Barrow eventually moved to Chicago along with her husband in the 1940s. She attended the Moody Bible Institute there to further her call to serve. Barrow also ran the youth choir at Langley Avenue Church of God, where she was approached by the minister to do some additional organizing for civil rights movement actions. Barrow campaigned for Harold Washington who became the first Black Mayor of Chicago in 1983. In 1984 and 1988, she worked for Jesse Jackson’s Presidential campaign.
The 1950s, she worked with Martin Luther King and other Chicago ministers and activists as a field organizer for the Southern Christian Leadership Conference. In the 1960s Rev. Barrow and Rev. Jesse Jackson, co-founded Operation Breadbasket, which became the Rainbow-PUSH Coalition. Where Barrow became the first woman executive director of a Civil Rights Organization, serving as Push’s CEO.

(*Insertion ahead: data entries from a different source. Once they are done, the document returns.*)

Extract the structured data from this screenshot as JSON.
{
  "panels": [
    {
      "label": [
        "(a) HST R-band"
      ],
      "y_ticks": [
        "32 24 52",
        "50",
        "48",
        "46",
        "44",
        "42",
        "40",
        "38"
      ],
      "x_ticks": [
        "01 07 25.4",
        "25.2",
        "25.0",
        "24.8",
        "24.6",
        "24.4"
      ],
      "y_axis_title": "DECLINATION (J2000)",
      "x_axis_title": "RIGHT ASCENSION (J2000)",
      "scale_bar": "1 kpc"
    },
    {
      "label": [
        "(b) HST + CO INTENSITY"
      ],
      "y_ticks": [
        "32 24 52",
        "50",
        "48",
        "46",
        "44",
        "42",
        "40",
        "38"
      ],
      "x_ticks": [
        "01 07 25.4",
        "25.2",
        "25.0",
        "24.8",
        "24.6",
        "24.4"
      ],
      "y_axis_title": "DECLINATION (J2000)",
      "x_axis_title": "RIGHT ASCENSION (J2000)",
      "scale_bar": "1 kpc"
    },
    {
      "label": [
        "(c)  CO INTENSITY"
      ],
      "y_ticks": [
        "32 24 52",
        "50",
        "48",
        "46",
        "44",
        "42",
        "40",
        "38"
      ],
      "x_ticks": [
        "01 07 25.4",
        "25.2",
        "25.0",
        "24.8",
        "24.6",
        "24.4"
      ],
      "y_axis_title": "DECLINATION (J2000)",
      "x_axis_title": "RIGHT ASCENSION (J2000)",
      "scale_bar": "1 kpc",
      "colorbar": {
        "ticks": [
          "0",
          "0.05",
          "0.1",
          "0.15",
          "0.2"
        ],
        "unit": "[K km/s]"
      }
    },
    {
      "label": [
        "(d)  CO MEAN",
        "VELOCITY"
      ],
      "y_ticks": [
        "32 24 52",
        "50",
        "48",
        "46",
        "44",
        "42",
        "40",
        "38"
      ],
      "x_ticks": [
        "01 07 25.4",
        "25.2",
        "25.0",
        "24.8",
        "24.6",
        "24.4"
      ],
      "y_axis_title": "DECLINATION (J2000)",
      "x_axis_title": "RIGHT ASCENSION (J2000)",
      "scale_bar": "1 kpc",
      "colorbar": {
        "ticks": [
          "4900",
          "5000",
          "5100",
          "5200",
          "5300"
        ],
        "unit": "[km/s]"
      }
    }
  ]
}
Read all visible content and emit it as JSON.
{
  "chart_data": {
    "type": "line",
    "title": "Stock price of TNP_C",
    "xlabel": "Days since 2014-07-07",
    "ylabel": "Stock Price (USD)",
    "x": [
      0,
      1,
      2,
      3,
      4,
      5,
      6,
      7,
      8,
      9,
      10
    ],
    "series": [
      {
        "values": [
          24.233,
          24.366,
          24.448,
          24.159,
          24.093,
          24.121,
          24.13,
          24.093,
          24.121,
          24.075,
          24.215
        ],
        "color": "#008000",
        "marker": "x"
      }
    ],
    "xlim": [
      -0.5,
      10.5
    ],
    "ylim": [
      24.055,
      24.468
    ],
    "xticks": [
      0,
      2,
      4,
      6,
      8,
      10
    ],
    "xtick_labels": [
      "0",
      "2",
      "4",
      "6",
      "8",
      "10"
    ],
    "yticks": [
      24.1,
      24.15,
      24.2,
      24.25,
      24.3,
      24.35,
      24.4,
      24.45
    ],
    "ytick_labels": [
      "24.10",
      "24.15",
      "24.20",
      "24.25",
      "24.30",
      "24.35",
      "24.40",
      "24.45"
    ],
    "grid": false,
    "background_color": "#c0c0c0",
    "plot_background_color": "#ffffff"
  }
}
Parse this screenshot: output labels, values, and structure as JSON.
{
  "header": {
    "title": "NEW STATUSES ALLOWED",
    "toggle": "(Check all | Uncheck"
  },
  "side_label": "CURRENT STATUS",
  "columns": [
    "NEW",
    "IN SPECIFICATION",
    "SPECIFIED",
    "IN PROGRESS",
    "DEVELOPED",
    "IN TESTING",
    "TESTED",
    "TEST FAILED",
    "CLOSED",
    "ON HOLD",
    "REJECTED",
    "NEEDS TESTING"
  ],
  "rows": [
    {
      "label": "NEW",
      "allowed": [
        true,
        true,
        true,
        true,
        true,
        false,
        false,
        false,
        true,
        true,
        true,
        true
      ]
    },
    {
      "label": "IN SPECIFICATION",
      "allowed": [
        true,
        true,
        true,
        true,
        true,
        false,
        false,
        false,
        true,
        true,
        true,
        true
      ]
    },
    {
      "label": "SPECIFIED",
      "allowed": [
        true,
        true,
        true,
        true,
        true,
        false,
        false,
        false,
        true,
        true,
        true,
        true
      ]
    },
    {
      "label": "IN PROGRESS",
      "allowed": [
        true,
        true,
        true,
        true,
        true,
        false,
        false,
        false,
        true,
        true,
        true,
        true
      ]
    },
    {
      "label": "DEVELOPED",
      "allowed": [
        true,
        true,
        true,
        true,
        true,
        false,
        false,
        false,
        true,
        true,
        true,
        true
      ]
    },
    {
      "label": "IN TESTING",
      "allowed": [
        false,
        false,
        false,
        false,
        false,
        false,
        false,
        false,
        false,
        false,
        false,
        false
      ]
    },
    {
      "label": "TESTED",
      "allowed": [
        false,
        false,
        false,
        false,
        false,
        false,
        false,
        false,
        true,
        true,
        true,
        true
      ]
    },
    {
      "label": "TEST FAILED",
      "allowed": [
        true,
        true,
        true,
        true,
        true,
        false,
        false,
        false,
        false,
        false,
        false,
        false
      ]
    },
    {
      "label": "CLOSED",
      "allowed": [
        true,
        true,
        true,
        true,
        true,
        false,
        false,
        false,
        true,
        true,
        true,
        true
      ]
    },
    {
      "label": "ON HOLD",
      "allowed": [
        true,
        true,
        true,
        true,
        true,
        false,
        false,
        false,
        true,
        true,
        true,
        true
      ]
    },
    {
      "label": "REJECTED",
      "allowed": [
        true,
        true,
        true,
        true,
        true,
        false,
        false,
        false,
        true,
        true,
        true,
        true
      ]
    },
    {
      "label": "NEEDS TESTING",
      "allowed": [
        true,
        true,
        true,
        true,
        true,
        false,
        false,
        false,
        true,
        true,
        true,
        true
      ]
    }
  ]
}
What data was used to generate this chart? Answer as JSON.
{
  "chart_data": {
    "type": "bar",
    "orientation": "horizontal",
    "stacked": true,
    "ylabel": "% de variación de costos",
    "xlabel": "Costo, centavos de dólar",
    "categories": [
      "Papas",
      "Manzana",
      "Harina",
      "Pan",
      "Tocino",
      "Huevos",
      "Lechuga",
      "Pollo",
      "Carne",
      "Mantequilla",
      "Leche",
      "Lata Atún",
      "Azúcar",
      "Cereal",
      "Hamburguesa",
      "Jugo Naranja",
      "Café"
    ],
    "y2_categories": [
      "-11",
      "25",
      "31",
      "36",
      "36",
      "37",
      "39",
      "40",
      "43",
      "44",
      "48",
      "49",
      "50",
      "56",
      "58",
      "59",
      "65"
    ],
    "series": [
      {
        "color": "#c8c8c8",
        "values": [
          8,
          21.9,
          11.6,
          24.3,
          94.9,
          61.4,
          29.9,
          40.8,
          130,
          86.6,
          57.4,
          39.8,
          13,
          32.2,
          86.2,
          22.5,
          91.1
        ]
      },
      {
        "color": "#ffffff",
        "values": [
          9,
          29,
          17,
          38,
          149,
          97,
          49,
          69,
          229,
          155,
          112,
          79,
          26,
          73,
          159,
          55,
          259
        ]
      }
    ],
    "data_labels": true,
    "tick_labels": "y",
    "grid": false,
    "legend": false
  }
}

Each Saturday, Barrow participated in demonstrations, and weekly she participated in Rainbow/PUSH’s events. She helped many people by writing checks to cover their college tuition. She also spent her life mentoring people in PUSH, helping them to move on to the next stage of the movement. Barrow was the Minister of Justice at Vernon Park Church of God in Chicago. She helped raise money for assisted living development in the south and to fund after-school programs. Barrow died on March 15, 2015; she was 90.